Em 12 meses, o déficit do governo central – que engloba as contas do Tesouro Nacional, Banco Central e Previdência Social – soma R$ 167,6 bilhões, o equivalente a 2,59% do PIB. A meta para o déficit do governo central neste ano é de R$ 139,0 bilhões e será cumprida, garantiu a secretária. 

“Há várias medidas tramitando no Congresso, algumas já aprovadas, e que serão adicionadas à programação do ano para complementar os esforço de cumprimento da meta fiscal”, disse Vescovi. De acordo com ela, o segundo semestre terá sazonalidade mais favorável, e são esperadas receitas extraordinárias com repatriação, concessões e operações com ativos. Além disso, leilões estão previstos para setembro, outubro e novembro, afirmou. 

“Temos um cronograma de acompanhamento bastante estrito dessas medidas, que têm editais, normas lançadas e que vão ocorrer no seu devido tempo”, afirmou Vescovi. Além disso, destacou a secretária, o Tesouro dará todas as informações necessárias para a tomada de decisão e a realização dos ajustes necessários à programação financeira ao longo do ano.     

Previdência

Mais uma vez, a secretária chamou atenção para a discrepância entre as contas da Previdência e o restante do governo. No acumulado de janeiro a maio deste ano, o Regime Geral de Previdência Social (RGPS) registrou déficit de R$ 70,4 bilhões, enquanto o Tesouro Nacional e o Banco Central foram superavitários em R$ 35,4 bilhões. A projeção para o fechamento do ano é de um déficit de R$ 184,2 bilhões para o RGPS e de R$ 254,4 bilhões quando somado com o Regime Próprio de Previdência Social (RPPS). 

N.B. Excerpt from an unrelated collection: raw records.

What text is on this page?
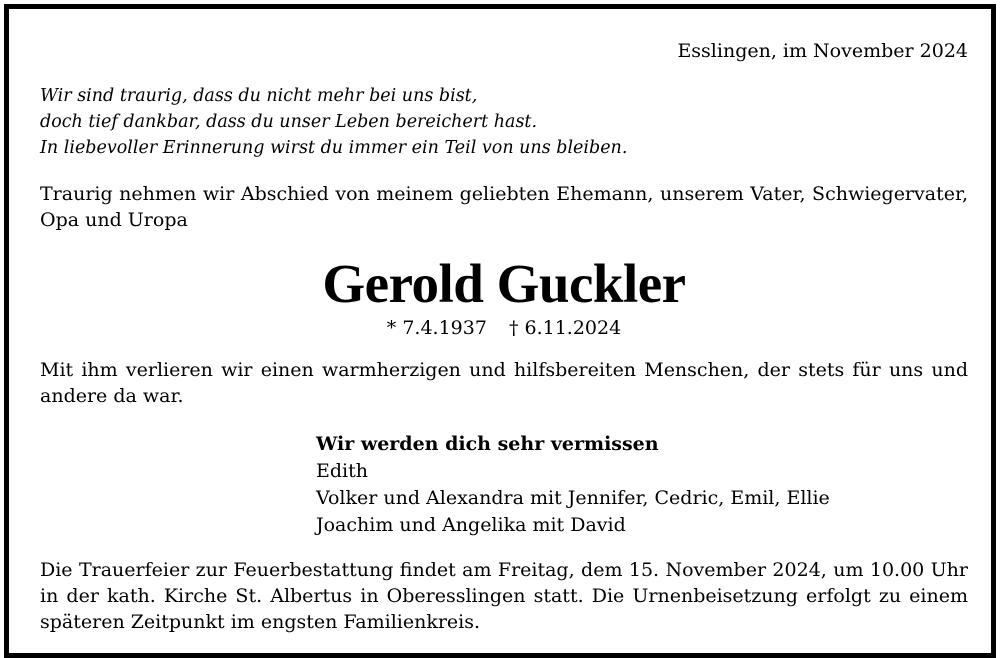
Esslingen, im November 2024
Wir sind traurig, dass du nicht mehr bei uns bist,
doch tief dankbar, dass du unser Leben bereichert hast.
In liebevoller Erinnerung wirst du immer ein Teil von uns bleiben.
Traurig nehmen wir Abschied von meinem geliebten Ehemann, unserem Vater, Schwiegervater, Opa und Uropa
Gerold Guckler
* 7.4.1937 † 6.11.2024
Mit ihm verlieren wir einen warmherzigen und hilfsbereiten Menschen, der stets für uns und andere da war.
Wir werden dich sehr vermissen
Edith
Volker und Alexandra mit Jennifer, Cedric, Emil, Ellie
Joachim und Angelika mit David
Die Trauerfeier zur Feuerbestattung findet am Freitag, dem 15. November 2024, um 10.00 Uhr in der kath. Kirche St. Albertus in Oberesslingen statt. Die Urnenbeisetzung erfolgt zu einem späteren Zeitpunkt im engsten Familienkreis.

“A agenda previdenciária é uma agenda do Brasil, uma agenda de Estado. Além de muito importante, é inevitável por causa da evolução demográfica”, afirmou Vescovi. Segundo ela, o Congresso saberá encontrar o melhor momento de votar essa reforma, e o Tesouro está à disposição para debater, tanto com os congressistas quanto com a sociedade, a importância de mudar as regras de aposentadoria. 

O gasto elevado com a Previdência explica a resistência das despesas obrigatórias e contrasta com o esforço do governo em reduzir as despesas discricionárias com controle de fluxo, que diminuíram em R$ 19 bilhões no acumulado dos cinco primeiro meses deste ano em comparação com igual intervalo do ano passado, para R$ 35 bilhões.